Changes to Rating Scale Formats Can Matter, But Usually Not That Much

Jeff Sauro, PhD • Jim Lewis, PhD

feature image with rating scale and options crossed outFew things seem to elicit more opinions, exaggerations, and accusations than rating scale response options.

From the “right” number of points, the use (or not) of labels, and the presentation order (to name a few), it seems we all have thoughts on what to do (or not to do) regarding conventions and “rules” when selecting response options.

Rules and conventions often provide reasonable advice for researchers, but not always. You don’t want to have to reinvent the survey wheel each time you need to collect data. But you also don’t want to rely on a shaky foundation.

The concern many researchers have is that if you use the “wrong” format you’ll skew your results. And that’s a legitimate concern. After all, why go through all the trouble and cost of building and collecting data only to be misled by the results? But what if the “cure” for potential errors in responses is worse than the putative problem? It helps to know first if there’s a problem and how large (impactful) it is.

In writing Surveying the User Experience, we were surprised by how flimsy some of the rationales were for certain conventions, or, when we did find deleterious impacts on responses, how small they were.
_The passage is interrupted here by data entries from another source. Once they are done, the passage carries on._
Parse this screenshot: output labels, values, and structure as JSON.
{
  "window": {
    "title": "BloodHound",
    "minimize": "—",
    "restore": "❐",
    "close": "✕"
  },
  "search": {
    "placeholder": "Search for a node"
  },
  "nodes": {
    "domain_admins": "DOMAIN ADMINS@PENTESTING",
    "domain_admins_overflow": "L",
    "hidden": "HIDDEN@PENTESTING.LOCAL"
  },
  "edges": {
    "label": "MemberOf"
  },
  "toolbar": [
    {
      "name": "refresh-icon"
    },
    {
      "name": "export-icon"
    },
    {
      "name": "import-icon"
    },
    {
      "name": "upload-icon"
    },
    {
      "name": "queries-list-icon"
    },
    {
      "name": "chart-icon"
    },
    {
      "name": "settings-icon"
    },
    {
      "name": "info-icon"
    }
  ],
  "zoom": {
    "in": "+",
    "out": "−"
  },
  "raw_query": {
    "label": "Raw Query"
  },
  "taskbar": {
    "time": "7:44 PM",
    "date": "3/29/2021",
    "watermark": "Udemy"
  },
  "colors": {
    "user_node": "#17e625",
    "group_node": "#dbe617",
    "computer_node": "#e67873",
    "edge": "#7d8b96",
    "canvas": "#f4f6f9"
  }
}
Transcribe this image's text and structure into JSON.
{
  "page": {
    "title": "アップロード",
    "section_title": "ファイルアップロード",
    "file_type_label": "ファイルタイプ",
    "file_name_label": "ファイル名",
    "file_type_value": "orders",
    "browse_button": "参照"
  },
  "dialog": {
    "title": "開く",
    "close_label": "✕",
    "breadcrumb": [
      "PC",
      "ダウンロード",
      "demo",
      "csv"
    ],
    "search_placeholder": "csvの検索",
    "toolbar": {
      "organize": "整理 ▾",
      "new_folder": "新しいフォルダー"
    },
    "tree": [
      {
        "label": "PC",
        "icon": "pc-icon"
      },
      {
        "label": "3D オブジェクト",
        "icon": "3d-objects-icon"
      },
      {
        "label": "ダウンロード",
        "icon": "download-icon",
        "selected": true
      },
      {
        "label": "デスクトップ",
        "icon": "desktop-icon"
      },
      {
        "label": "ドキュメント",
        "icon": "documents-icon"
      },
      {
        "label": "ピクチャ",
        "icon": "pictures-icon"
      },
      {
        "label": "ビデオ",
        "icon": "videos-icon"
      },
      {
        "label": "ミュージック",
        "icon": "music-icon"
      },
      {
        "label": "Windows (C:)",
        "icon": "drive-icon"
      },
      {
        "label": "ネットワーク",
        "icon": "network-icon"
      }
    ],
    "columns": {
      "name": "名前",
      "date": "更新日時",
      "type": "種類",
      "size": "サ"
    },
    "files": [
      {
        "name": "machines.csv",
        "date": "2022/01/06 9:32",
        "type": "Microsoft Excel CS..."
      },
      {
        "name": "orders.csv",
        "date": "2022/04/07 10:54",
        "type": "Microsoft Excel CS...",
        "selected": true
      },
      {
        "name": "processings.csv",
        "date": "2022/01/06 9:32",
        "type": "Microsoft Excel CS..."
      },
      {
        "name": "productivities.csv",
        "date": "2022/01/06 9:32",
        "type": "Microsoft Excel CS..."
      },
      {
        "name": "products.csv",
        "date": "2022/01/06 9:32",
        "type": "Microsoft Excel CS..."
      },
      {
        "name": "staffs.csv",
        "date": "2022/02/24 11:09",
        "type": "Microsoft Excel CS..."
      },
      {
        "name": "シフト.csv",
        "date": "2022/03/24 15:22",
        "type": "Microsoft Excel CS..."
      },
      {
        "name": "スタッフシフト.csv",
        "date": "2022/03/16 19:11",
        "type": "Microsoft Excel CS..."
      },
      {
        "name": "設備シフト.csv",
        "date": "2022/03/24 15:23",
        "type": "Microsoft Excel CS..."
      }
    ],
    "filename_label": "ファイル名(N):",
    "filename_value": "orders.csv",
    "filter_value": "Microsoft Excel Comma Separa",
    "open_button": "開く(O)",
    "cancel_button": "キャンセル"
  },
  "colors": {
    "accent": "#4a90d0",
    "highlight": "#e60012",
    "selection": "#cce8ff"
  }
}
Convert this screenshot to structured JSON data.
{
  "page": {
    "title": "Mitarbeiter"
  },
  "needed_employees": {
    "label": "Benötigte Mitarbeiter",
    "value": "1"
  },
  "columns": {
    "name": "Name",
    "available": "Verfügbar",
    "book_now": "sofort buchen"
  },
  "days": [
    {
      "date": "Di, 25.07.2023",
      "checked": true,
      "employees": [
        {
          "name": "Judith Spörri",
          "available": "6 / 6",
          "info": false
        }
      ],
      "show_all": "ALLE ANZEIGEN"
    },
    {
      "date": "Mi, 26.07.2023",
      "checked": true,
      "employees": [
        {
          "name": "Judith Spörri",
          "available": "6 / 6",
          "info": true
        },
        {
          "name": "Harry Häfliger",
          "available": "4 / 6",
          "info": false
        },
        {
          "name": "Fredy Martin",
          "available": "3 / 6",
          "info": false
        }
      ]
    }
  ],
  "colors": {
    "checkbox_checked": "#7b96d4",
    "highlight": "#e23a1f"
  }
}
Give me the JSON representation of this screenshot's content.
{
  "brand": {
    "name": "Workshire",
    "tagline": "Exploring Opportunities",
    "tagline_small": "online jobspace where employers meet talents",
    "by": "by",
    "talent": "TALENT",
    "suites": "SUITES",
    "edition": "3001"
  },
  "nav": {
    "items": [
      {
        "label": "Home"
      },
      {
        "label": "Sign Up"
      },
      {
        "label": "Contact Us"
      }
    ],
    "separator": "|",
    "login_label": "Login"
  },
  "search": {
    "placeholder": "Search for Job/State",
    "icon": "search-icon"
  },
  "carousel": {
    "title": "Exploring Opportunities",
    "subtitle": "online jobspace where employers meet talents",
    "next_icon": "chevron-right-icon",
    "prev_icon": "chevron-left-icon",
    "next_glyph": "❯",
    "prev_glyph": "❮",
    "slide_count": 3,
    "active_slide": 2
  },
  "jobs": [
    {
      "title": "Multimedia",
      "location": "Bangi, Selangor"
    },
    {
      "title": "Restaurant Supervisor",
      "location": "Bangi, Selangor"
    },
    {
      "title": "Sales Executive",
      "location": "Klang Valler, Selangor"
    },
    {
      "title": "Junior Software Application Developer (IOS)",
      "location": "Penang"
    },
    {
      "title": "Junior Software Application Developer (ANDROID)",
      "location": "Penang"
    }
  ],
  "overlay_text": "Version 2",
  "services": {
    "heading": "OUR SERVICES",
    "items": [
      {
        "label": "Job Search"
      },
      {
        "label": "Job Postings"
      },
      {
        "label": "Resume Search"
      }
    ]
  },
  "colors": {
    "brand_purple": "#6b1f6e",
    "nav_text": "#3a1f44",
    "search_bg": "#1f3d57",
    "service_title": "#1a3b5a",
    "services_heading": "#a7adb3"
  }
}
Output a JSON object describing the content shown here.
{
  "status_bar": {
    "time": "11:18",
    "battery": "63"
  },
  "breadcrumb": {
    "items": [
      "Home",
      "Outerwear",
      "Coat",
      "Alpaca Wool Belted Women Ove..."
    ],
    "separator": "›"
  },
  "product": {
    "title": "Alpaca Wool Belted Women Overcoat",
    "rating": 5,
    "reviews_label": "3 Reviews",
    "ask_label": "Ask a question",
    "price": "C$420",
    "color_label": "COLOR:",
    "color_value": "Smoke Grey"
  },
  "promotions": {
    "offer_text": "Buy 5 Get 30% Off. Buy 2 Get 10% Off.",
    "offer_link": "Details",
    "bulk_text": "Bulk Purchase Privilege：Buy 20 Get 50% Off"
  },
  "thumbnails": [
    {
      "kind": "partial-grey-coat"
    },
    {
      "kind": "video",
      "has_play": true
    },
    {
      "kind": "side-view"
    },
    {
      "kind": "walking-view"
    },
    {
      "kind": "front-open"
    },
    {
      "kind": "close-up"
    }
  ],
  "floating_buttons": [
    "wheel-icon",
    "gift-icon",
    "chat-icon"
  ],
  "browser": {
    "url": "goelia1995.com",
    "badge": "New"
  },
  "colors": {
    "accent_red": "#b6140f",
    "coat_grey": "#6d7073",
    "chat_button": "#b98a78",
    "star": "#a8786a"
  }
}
While you don’t want to callously ignore potential biases and errors in responses, we’ve found that most decisions in UX and customer research are based on generally large effects. For example, you rarely need to measure the sentiment in a customer population to within 1%. We usually see decisions impacted more when differences are in the 20% or 10% range.

For example, 80% approval versus 60% (a 20% difference) is large enough to affect an important decision, but a 1% difference (80% vs. 79%) will usually not be enough. Maybe 1% is enough in special circumstances, but if the stakes are that high, you’ll know.

Over the past few years, we have investigated and quantified 21 possible effects on rating scales. We summarized the literature and, in many cases, conducted primary research with thousands of participants and either replicated, qualified, or contradicted findings from the literature.

In this article, we briefly review these 21 effects.

Standardizing the Estimated Effects

There are different ways to standardize estimated effects. It’s easy when comparing data collected as percentages (e.g., checkbox selections or top box scores), but it’s trickier when standardizing differences in rating scales collected with different numbers of response options. To manage this, we focused on converting all effect sizes to percentages based on the maximum range of the scale.

For example, a comparison of the percentage selection of recently visited websites using a grid of select-all-that-apply (SATA) checkboxes had a mean selection rate of 54.06%, while the mean selection rate for the same websites presented in a forced choice yes/no grid was 54.11%—a nonsignificant difference of 0.05% on a 0–100% scale.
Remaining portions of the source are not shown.